Stents are widely used in coronary angioplasty procedures to prevent vessel remodeling.  However, patients implanted with bare-metal stents very often experience a high risk of in-stent restenosis (ISR) due to the inflammatory response to vascular injury and the low effect of systemic drug in-take.^[1,2]  Promising results in ISR reduction has been achieved by using polymer-coated drug-eluting stents as a local drug delivery device.^[1,2] The device is able to ensure a continuous release of drug at the diseased vascular site, maintain a high local drug level while keeping the systemic drug level negligible.^[3]  Moreover, recent study found that ISR is more likely to happen in stented coronary arteries with non-uniformly distributed struts, with the maximum thickness of neointimal hyperplasia occurring at the site with maximum inter-strut angle.^[4,5]

In this work we present a two-dimensional mathematical model which describes the intravascular delivery of a hydrophobic drug from a drug-eluting stent with bio-durable polymeric coating.  The model takes into account the stent geometry and incorporates the coupled drug diffusion and reversible binding in the vascular wall.  The finite volume method is used in solving the model.  Drug release profiles in the coating, spatially-averaged bound- and free-drug concentrations in the arterial wall, and spatiotemporal drug distributions in the arterial wall are simulated.  Two types of drug-loadings are investigated: (i) drug loading less than or equal to the solubility, and (ii) high drug loading much larger than the solubility.

Release profiles in the stent-coating are observed to depend not only on the coating diffusivity but also on the properties of the surrounding tissue.  The spatially-averaged drug concentrations at quasi-steady state are more profoundly affected by the vascular diffusivity than that of the coating.  Anisotropic drug diffusivities results in similar average drug levels in the vascular tissue but very different spatial distributions.  Lack of drug in some areas of the superficial arterial wall is observed and explains the reported experimental finding of thickest ISR occurrence at maximum inter-strut angle.  Higher circumferential diffusivity reduces the drug gradient in the circumferential direction and produces more uniform drug loading in the superficial vascular wall, which can reduce the thickness of in-stent restenosis.  Moreover, higher free-drug concentration than that of bound-drug can occur at local sites and an analytical expression for the critical condition of occurrence is derived.

Reference

[1] Simon DI, Costa MA. Molecular basis of restenosis and drug-eluting stents. Circulation. 2005; 111(17):2257-2273.

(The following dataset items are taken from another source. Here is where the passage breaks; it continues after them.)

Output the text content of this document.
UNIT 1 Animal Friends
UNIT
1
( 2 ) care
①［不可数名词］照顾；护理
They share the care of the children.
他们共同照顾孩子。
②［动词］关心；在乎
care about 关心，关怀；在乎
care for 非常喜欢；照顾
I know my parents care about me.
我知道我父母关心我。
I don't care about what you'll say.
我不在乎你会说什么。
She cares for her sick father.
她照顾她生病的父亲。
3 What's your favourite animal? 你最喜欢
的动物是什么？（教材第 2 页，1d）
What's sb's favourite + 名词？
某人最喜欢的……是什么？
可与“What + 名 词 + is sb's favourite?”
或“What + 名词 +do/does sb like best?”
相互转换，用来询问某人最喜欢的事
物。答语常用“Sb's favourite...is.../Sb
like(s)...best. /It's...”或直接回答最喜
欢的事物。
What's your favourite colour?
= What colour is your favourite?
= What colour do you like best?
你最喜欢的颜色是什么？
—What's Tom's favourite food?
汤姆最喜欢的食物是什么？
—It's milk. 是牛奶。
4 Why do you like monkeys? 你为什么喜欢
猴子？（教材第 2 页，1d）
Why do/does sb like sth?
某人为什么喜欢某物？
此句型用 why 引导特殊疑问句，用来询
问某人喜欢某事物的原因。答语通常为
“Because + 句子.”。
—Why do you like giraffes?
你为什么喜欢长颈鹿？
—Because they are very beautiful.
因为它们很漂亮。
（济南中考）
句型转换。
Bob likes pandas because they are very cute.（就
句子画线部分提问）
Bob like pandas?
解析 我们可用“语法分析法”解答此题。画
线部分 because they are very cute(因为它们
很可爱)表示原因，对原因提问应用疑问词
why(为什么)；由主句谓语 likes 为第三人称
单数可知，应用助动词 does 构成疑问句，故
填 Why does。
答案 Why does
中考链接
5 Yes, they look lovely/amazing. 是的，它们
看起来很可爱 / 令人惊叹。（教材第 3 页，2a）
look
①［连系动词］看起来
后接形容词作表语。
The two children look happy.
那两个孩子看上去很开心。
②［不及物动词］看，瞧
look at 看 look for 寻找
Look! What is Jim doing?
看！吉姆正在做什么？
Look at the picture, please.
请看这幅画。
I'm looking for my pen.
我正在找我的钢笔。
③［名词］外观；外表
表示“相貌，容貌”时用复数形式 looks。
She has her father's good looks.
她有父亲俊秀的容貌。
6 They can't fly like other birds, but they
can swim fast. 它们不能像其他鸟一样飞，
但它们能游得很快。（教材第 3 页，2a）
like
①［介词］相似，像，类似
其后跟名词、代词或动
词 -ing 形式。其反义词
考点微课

[2] Colombo P, Bruschi G, Santin M. Interfacial biology of in-stent restenosis. Expert Review of Medical Devices. 2005; 2(4):429-443.

[3] Sohier J, De Scheerder I, Van Den Mooter G, Deconinck E. Pharmaceutical aspects of drug eluting stents. J. Pharm. Sci. 2008; 97(12):5047-       5060.

[4] Hiro T, Fujii T, Yasumoto K, Murashige A, Kohno M, Murata T. Impact of the cross-sectional geometry of the post-deployment coronary stent       on in-stent neointimal hyperplasia - An intravascular ultrasound study. Circulation J. 2002; 66(5):489-493.

[5] Mintz GS, Carlier SG, Kobayashi Y, Fujii K, Yasuda T, Takebayashi H. Nonuniform strut distribution correlates with more neointimal       hyperplasia after sirolimus-eluting stent implantation. Circulation. 2004; 110(22):3430-3434.